As noted above, during the First World War Kent became interested in industrial fatigue. He advised the government on this issue: in what capacity is not entirely clear, but it would be surprising if he was not involved in some way with the Ministry of Munitions, where Benjamin Seebohm Rowntree, Robert Hyde and others were very much aware of the problem. Kent became editor-in-chief of the Journal of Industrial Hygiene.
In 1919 Kent wrote the introduction to an English translation of Jules Amar’s French work, The Physiology of Industrial Organisation and the Re-Employment of the Disabled. The preface to the original had been written by the noted French exponent of scientific management, Henry Le Chatelier. Like Amar and Le Chatelier, Kent wrote approvingly of scientific management, claiming it had given workers more leisure time and less tiring work. He praised particularly the work on time and motion study carried out by Frank and Lillian Gilbreth, and called for the same spirit of scientific inquiry to be applied to making it possible for disabled veterans of the war to return to work.

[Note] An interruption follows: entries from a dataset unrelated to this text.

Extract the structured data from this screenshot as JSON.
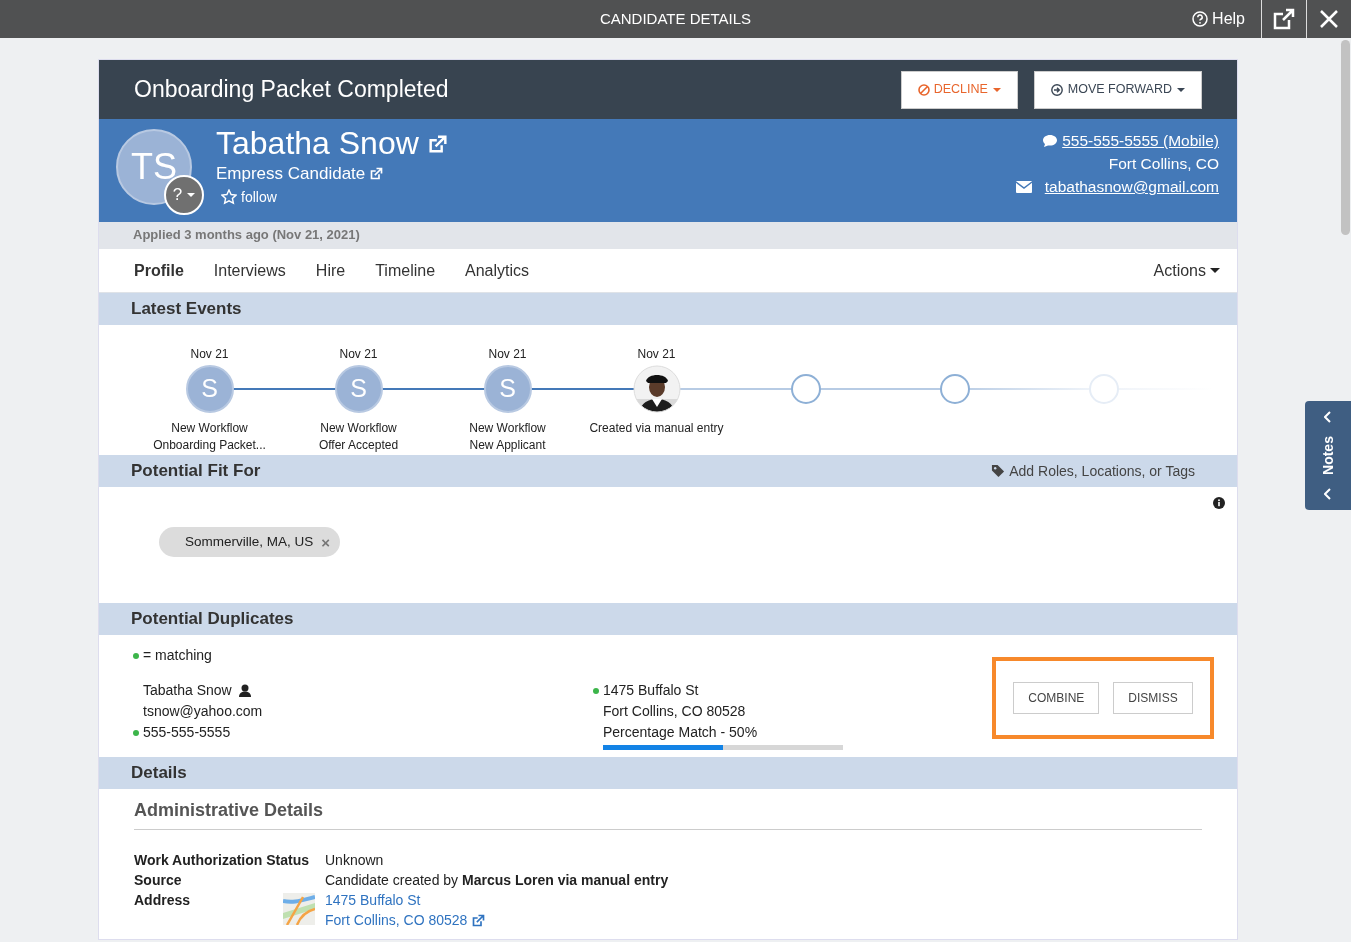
{
  "window": {
    "title": "CANDIDATE DETAILS",
    "help": "Help"
  },
  "status_title": "Onboarding Packet Completed",
  "header_buttons": [
    {
      "label": "DECLINE",
      "kind": "decline"
    },
    {
      "label": "MOVE FORWARD",
      "kind": "forward"
    }
  ],
  "candidate": {
    "initials": "TS",
    "name": "Tabatha Snow",
    "subtitle": "Empress Candidate",
    "badge": "?",
    "follow": "follow",
    "followed": false,
    "phone": "555-555-5555 (Mobile)",
    "location": "Fort Collins, CO",
    "email": "tabathasnow@gmail.com"
  },
  "applied": "Applied 3 months ago (Nov 21, 2021)",
  "tabs": [
    {
      "label": "Profile",
      "selected": true
    },
    {
      "label": "Interviews",
      "selected": false
    },
    {
      "label": "Hire",
      "selected": false
    },
    {
      "label": "Timeline",
      "selected": false
    },
    {
      "label": "Analytics",
      "selected": false
    }
  ],
  "actions": "Actions",
  "latest_events": {
    "title": "Latest Events",
    "events": [
      {
        "kind": "initial",
        "date": "Nov 21",
        "initial": "S",
        "lines": [
          "New Workflow",
          "Onboarding Packet..."
        ]
      },
      {
        "kind": "initial",
        "date": "Nov 21",
        "initial": "S",
        "lines": [
          "New Workflow",
          "Offer Accepted"
        ]
      },
      {
        "kind": "initial",
        "date": "Nov 21",
        "initial": "S",
        "lines": [
          "New Workflow",
          "New Applicant"
        ]
      },
      {
        "date": "Nov 21",
        "lines": [
          "Created via manual entry"
        ]
      },
      {
        "kind": "empty",
        "faded": false
      },
      {
        "kind": "empty",
        "faded": false
      },
      {
        "kind": "empty",
        "faded": true
      }
    ]
  },
  "potential_fit": {
    "title": "Potential Fit For",
    "add_link": "Add Roles, Locations, or Tags",
    "tags": [
      {
        "label": "Sommerville, MA, US",
        "remove": "×"
      }
    ]
  },
  "duplicates": {
    "title": "Potential Duplicates",
    "legend": "= matching",
    "contact": [
      {
        "text": "Tabatha Snow",
        "matching": false,
        "kind": "name"
      },
      {
        "text": "tsnow@yahoo.com",
        "matching": false,
        "kind": "plain"
      },
      {
        "text": "555-555-5555",
        "matching": true,
        "kind": "plain"
      }
    ],
    "address": [
      {
        "text": "1475 Buffalo St",
        "matching": true
      },
      {
        "text": "Fort Collins, CO 80528",
        "matching": false
      }
    ],
    "match": {
      "label": "Percentage Match - 50%",
      "level": 0.5
    },
    "buttons": [
      "COMBINE",
      "DISMISS"
    ],
    "highlighted": true
  },
  "details": {
    "title": "Details",
    "subtitle": "Administrative Details",
    "rows": [
      {
        "kind": "text",
        "label": "Work Authorization Status",
        "value": "Unknown"
      },
      {
        "kind": "text",
        "label": "Source",
        "value": "Candidate created by **Marcus Loren via manual entry**"
      },
      {
        "kind": "address",
        "label": "Address",
        "lines": [
          "1475 Buffalo St",
          "Fort Collins, CO 80528"
        ]
      }
    ]
  },
  "notes": {
    "label": "Notes"
  }
}
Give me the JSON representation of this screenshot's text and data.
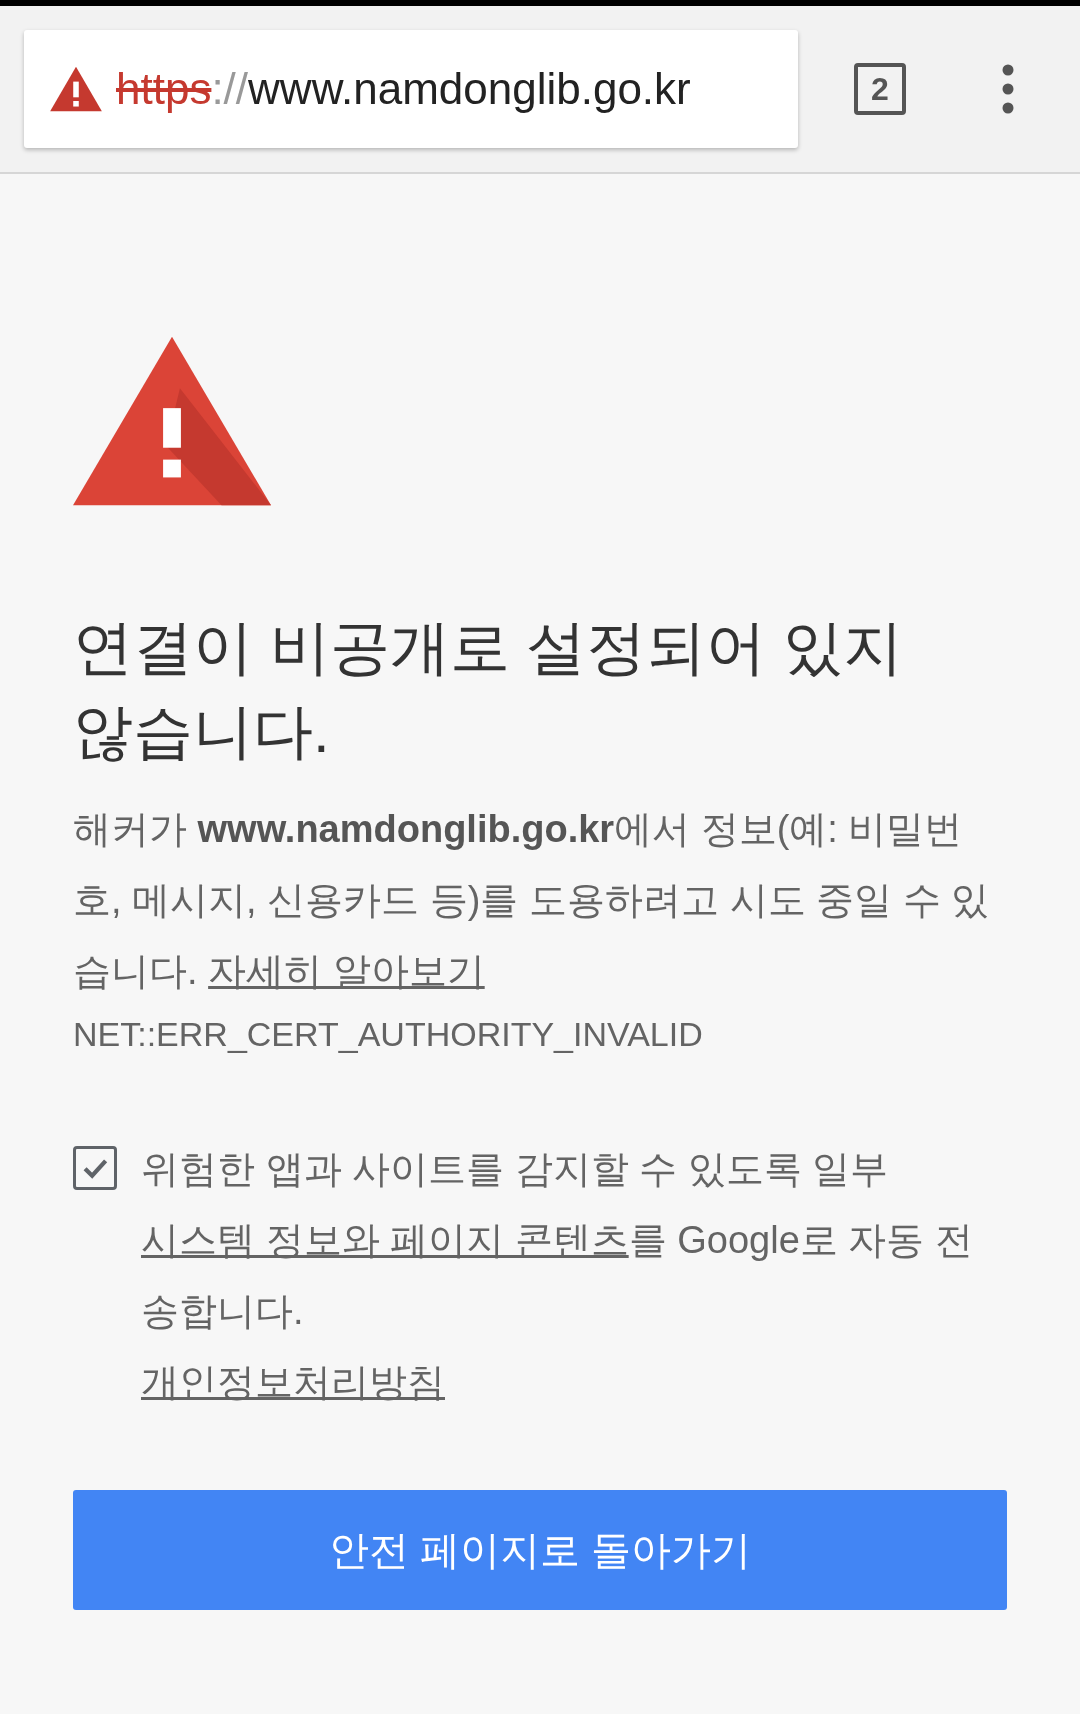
{
  "toolbar": {
    "url": {
      "scheme": "https",
      "separator": "://",
      "host": "www.namdonglib.go.kr",
      "insecure": true
    },
    "tab_count": "2"
  },
  "interstitial": {
    "heading": "연결이 비공개로 설정되어 있지 않습니다.",
    "body": "해커가 **www.namdonglib.go.kr**에서 정보(예: 비밀번호, 메시지, 신용카드 등)를 도용하려고 시도 중일 수 있습니다.",
    "learn_more": "자세히 알아보기",
    "error_code": "NET::ERR_CERT_AUTHORITY_INVALID",
    "report": {
      "checked": true,
      "text_before": "위험한 앱과 사이트를 감지할 수 있도록 일부",
      "link": "시스템 정보와 페이지 콘텐츠",
      "text_after": "를 Google로 자동 전송합니다.",
      "privacy_link": "개인정보처리방침"
    },
    "back_button": "안전 페이지로 돌아가기"
  }
}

Kent retired from his official posts in 1922, but continued to conduct experiments in physiology during his retirement. He died in St Martin’s Hospital, Bath on 30 March 1958.
Kent’s lecture on industrial fatigue at the Scarborough conference is simple and is intended for an audience without any scientific background. He begins by comparing the human body to something with which all would be familiar, a steam engine. Both require fuel in order to work; equally, if both are to work effectively, they require maintenance. In a badly maintained steam engine, the fire burns low and the engine does not work as it should. Likewise, different kinds of fuel will generate more heat and produce higher performance. So it is with humans; they require fuel in the form of nourishment if they are to function. However, Kent says, it is not just a matter of consuming nourishment. People also need time to allow their food to digest properly – that is, rest and tranquillity – before they work, if they are to derive the full value from their nourishment.

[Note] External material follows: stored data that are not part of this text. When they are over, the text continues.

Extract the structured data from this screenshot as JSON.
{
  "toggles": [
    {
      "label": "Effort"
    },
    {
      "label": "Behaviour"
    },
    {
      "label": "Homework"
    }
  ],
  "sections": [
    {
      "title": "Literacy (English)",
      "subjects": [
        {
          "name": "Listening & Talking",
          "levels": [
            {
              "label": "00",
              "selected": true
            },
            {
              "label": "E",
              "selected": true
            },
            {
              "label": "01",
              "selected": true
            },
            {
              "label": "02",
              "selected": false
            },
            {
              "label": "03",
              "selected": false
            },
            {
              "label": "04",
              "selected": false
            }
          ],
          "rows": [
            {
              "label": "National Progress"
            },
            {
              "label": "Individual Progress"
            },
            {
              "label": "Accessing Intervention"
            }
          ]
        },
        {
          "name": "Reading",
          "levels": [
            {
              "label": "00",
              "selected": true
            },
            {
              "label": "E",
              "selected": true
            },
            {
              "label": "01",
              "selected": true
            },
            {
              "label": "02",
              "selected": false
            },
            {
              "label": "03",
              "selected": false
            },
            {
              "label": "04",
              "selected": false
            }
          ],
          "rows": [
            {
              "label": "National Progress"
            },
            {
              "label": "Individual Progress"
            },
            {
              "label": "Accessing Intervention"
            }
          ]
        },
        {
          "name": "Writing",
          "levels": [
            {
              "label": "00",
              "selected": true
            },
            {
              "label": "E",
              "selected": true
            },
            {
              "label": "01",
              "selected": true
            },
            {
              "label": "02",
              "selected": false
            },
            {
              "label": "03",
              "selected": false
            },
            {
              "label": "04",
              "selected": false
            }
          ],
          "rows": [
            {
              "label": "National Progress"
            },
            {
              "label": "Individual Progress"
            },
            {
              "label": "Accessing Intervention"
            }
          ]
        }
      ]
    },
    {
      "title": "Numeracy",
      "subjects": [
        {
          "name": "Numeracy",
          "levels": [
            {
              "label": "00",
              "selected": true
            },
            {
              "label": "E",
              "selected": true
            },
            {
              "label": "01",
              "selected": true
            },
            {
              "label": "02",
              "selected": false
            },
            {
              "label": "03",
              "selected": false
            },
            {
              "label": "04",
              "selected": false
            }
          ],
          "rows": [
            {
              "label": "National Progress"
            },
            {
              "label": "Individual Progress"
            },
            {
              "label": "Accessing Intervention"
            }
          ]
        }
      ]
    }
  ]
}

"We all know how greatly the mental condition affects digestion. Pain, and grief, and worry – more particularly worry – may lead to acute and lasting indigestion, with consequent fatigue and loss of vigour. Unfriendly supervisors have been quoted as a cause of serious loss of output. Dazzling lights, improperly arranged, by straining and irritating the workers’ eyes, may lead to a mental condition incompatible with good digestion."
Noise and poor ventilation are also linked to fatigue.
The consequences of fatigue, says Kent, can be summed up in two words: it limits output. Fatigued workers work more slowly; this can be easily proven, he says, by looking at the output of workers who are working overtime. He talks in some detail about a study of the output of workers on overtime, and concludes that any attempt to get more out of workers by lengthening their hours is doomed to failure. He also links fatigue to the incidence of industrial accidents; tired workers are more likely to be the victims of accidents, or to cause them.
Kent concludes with a plea to employers to ensure their workers have enough time to rest:
"It should always be remembered that fatigue, and the recovery from fatigue, are parallel processes, that they accompany each other, and that by comparatively small adjustments the one, or the other, may be allowed to prevail. A rest period of a short duration may be enough to check the development of fatigue, and to encourage recovery, at a given point in a work period; later in the same period it may be found to be of little use. So complex is the mode of action of the human machine!"
Major works
‘Introduction’ to J. Amar, The Physiology of Industrial Organisation and the Re-Employment of the Disabled, 1919.